Дана сбросила с ног скомканную одежду и тяжёлые башмаки, скованной походкой, обжигаясь о холодный каменный пол, подошла к Штернбергу и встала совсем близко, так, что он, чуть наклонившись, видел её макушку с расходящимися во все стороны густыми волнистыми прядями, дразнящие маленькие грудки, округлые плечики, острые лопатки, крутой изгиб позвоночника, соблазнительные ягодички. Его мутило от желания. Но кое-что вернуло ему остатки разума. Вся спина и плечи девушки были покрыты шрамами: розовыми, поновее, и давнишними белёсыми, тонкими и потолще, короткими и длинными, прямыми и какими-то зигзагообразными — от плёток, ремней, палок, дубинок, надзирательских подкованных сапог — шрамы накладывались один на другой, пересекаясь во всех направлениях. Это была подробнейшая карта германских концлагерей — самая страшная карта из всех, какие Штернбергу доводилось видеть, — подлинная карта нечеловеческих страданий. И это сразу привело его в чувство.
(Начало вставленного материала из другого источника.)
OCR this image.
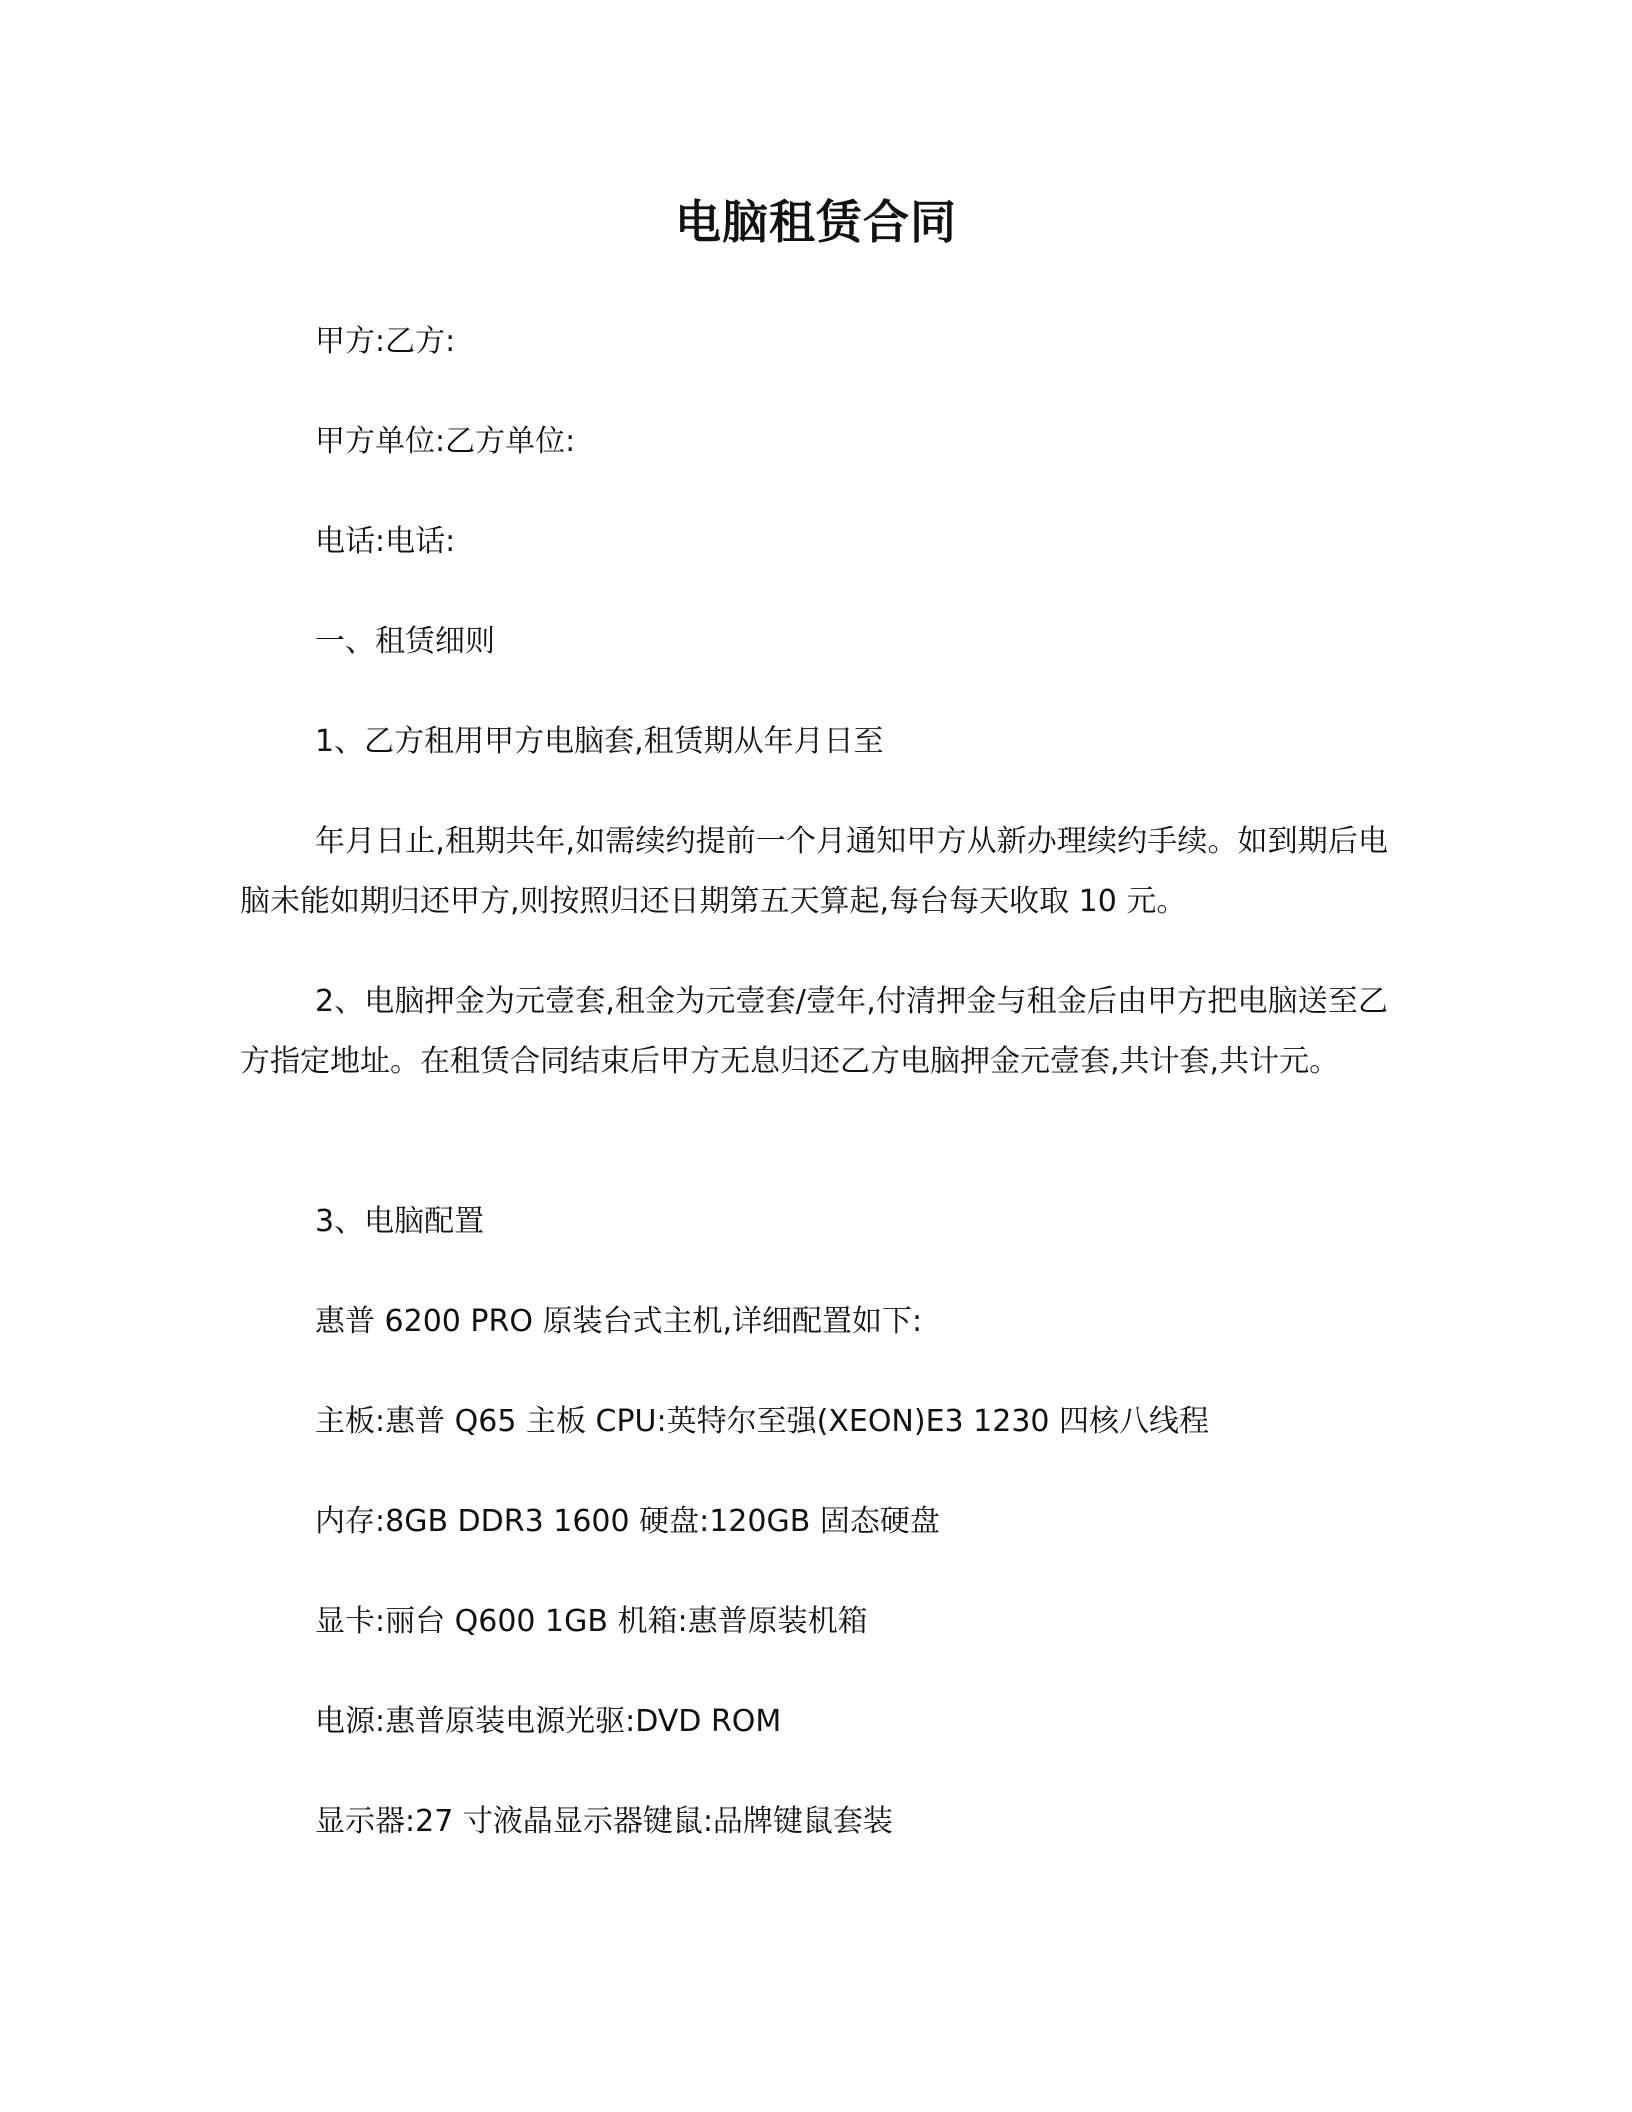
电脑租赁合同
甲方:乙方:
甲方单位:乙方单位:
电话:电话:
一、租赁细则
1、乙方租用甲方电脑套,租赁期从年月日至
年月日止,租期共年,如需续约提前一个月通知甲方从新办理续约手续。如到期后电脑未能如期归还甲方,则按照归还日期第五天算起,每台每天收取 10 元。
2、电脑押金为元壹套,租金为元壹套/壹年,付清押金与租金后由甲方把电脑送至乙方指定地址。在租赁合同结束后甲方无息归还乙方电脑押金元壹套,共计套,共计元。
3、电脑配置
惠普 6200 PRO 原装台式主机,详细配置如下:
主板:惠普 Q65 主板 CPU:英特尔至强(XEON)E3 1230 四核八线程
内存:8GB DDR3 1600 硬盘:120GB 固态硬盘
显卡:丽台 Q600 1GB 机箱:惠普原装机箱
电源:惠普原装电源光驱:DVD ROM
显示器:27 寸液晶显示器键鼠:品牌键鼠套装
Он был не в «Салоне Китти». У стоявшего перед ним голенького существа не было ни единой близкой твари на всём белом свете, кроме него, и никакая бумажка, свидетельствующая о редкой специальности и всеимперской полезности, не смогла бы защитить клеймёную девушку от господского произвола. Он сам лишил её единственного оружия — ненависти.